Отрываловскую афишу приносили обратно всегда дополненной, дорисованной одной и той же будто, почему-то только чёрной, краской. Усы на улыбающихся киноактрисах и хмурые трубки в зубах у киноактёров – это не самое худшее. Бывали детали и совсем другого рода. Как мужские, так и женские. И всё – чёрного, мрачного тона. И подписи ехидные, порой тоже непристойные. (Поговаривали, что это работа желчегонного костлявого Фетисова. Бухгалтера. Видели будто бы даже как-то ночью ехидный лучик его фонарика возле этой афиши. Но не пойман – не вор.)

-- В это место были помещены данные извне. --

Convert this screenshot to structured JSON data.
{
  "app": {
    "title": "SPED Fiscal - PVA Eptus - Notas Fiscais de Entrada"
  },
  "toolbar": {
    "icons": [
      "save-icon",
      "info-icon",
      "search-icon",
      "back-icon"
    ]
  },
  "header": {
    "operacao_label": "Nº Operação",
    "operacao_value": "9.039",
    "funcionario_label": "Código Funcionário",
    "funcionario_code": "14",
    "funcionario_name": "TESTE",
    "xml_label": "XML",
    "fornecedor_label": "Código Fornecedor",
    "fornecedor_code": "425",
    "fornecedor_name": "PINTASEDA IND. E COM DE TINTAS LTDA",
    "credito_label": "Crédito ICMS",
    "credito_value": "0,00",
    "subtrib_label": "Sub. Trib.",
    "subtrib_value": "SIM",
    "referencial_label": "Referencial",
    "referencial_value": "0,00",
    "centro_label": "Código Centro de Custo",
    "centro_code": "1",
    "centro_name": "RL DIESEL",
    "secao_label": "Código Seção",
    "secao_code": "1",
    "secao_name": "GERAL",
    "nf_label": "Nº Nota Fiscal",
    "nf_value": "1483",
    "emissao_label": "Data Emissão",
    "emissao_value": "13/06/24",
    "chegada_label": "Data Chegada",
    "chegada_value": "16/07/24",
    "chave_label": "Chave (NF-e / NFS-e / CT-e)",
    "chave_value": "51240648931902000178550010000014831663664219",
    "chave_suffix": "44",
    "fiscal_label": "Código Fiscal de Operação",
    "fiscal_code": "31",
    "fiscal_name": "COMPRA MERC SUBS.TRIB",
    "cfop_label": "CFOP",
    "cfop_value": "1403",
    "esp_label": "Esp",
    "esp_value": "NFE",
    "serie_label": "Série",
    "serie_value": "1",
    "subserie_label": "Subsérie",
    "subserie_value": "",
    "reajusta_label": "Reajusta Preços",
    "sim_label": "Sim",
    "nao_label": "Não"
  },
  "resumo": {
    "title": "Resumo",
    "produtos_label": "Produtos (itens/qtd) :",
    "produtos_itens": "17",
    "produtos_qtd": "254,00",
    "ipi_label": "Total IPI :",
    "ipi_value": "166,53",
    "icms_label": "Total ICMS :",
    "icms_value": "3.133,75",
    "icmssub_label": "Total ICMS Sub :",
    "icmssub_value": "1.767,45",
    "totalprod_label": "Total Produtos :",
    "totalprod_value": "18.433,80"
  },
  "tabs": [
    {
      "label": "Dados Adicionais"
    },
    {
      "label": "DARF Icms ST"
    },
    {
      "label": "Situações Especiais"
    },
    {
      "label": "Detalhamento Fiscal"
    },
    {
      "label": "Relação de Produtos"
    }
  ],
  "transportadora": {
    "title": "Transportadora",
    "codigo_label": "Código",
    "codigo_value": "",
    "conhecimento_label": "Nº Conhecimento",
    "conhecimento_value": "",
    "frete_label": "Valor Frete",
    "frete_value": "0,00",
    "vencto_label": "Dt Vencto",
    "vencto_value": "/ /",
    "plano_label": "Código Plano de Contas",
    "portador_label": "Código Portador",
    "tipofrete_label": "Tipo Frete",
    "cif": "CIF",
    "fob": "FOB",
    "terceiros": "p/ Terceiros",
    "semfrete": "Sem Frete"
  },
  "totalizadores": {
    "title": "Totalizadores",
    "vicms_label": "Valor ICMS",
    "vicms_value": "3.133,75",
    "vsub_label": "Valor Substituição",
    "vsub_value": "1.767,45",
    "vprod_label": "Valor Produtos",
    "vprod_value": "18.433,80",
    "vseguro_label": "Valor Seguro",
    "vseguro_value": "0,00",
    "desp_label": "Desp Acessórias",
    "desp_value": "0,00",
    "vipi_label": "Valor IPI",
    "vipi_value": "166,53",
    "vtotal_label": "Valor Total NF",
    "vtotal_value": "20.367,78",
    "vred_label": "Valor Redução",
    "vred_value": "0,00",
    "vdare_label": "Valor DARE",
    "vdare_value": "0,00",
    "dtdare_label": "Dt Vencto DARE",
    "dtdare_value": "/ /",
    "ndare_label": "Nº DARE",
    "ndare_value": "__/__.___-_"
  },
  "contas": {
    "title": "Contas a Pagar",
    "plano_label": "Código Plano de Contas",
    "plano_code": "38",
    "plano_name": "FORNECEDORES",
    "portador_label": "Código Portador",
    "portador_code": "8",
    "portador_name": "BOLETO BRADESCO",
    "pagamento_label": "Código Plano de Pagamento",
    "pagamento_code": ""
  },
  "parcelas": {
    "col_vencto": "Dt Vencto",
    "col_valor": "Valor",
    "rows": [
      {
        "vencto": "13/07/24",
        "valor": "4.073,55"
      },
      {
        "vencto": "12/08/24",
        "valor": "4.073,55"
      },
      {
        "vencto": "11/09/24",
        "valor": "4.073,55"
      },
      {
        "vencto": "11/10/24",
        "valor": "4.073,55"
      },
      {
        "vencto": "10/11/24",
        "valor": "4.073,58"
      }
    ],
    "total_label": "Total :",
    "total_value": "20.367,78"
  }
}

Ребята, как беспомощность свою, как стыд, стаскивали афишу в подвал кинотеатра, в художественную мастерскую, мертвецки-стойко высвеченную сильными лампами. Ставили перед Колотузовым. «Вот, дядя Колотузов, опять… Извините».
Колотузов долго молча смотрел на безобразие. Длинные волосы его были, как и раньше, подчёркнуто подчёркнуты ножницами у самых плеч, но лицом стал он походить на большой прокисший помидор… «Вот она – наша культура…» – поворачивал себя со стулом к Меньшову. Меньшов торопливенько прикладывался к ломаным очкам. Как к культурной лорнетке. Возмущался сотворённым кощунством. Колотузов философски тянул: «Не-ет, что ни говори, а культура, она – как медведь: её подымать надо… Зато когда подымешь!.. – И сразу багровел. Начинал грозить кулаком явно в сторону горсовета: – Врёшь, народ знает Колотузова! Думаешь, загнал сюда – и всё? Врёшь, народ не даст в обиду Колотузова! Не позволит тебе! Пого-ди-и!..» Но быстро как-то выдыхался, сникал и, смахивая слезу, разрешал Меньшову: «Наливай».
Меньшов – плешивенький, жёлтенький, как лежалая кочерыжка – поспешно плескался водкой в стаканы, радостно всхлипывая и бормоча: «Да какой разговор, Петя! Да ни в какие ворота!..» «Несите. Вон – новую…» – обречённо махал рукой Колотузов, и ребята тихо, как из покойницкой, выносили другую фанерную афишу Колотузова, заранее им заготовленную для проклятой Отрываловки. Сзади поминально – не чокаясь – возводились и запрокидывались стаканы.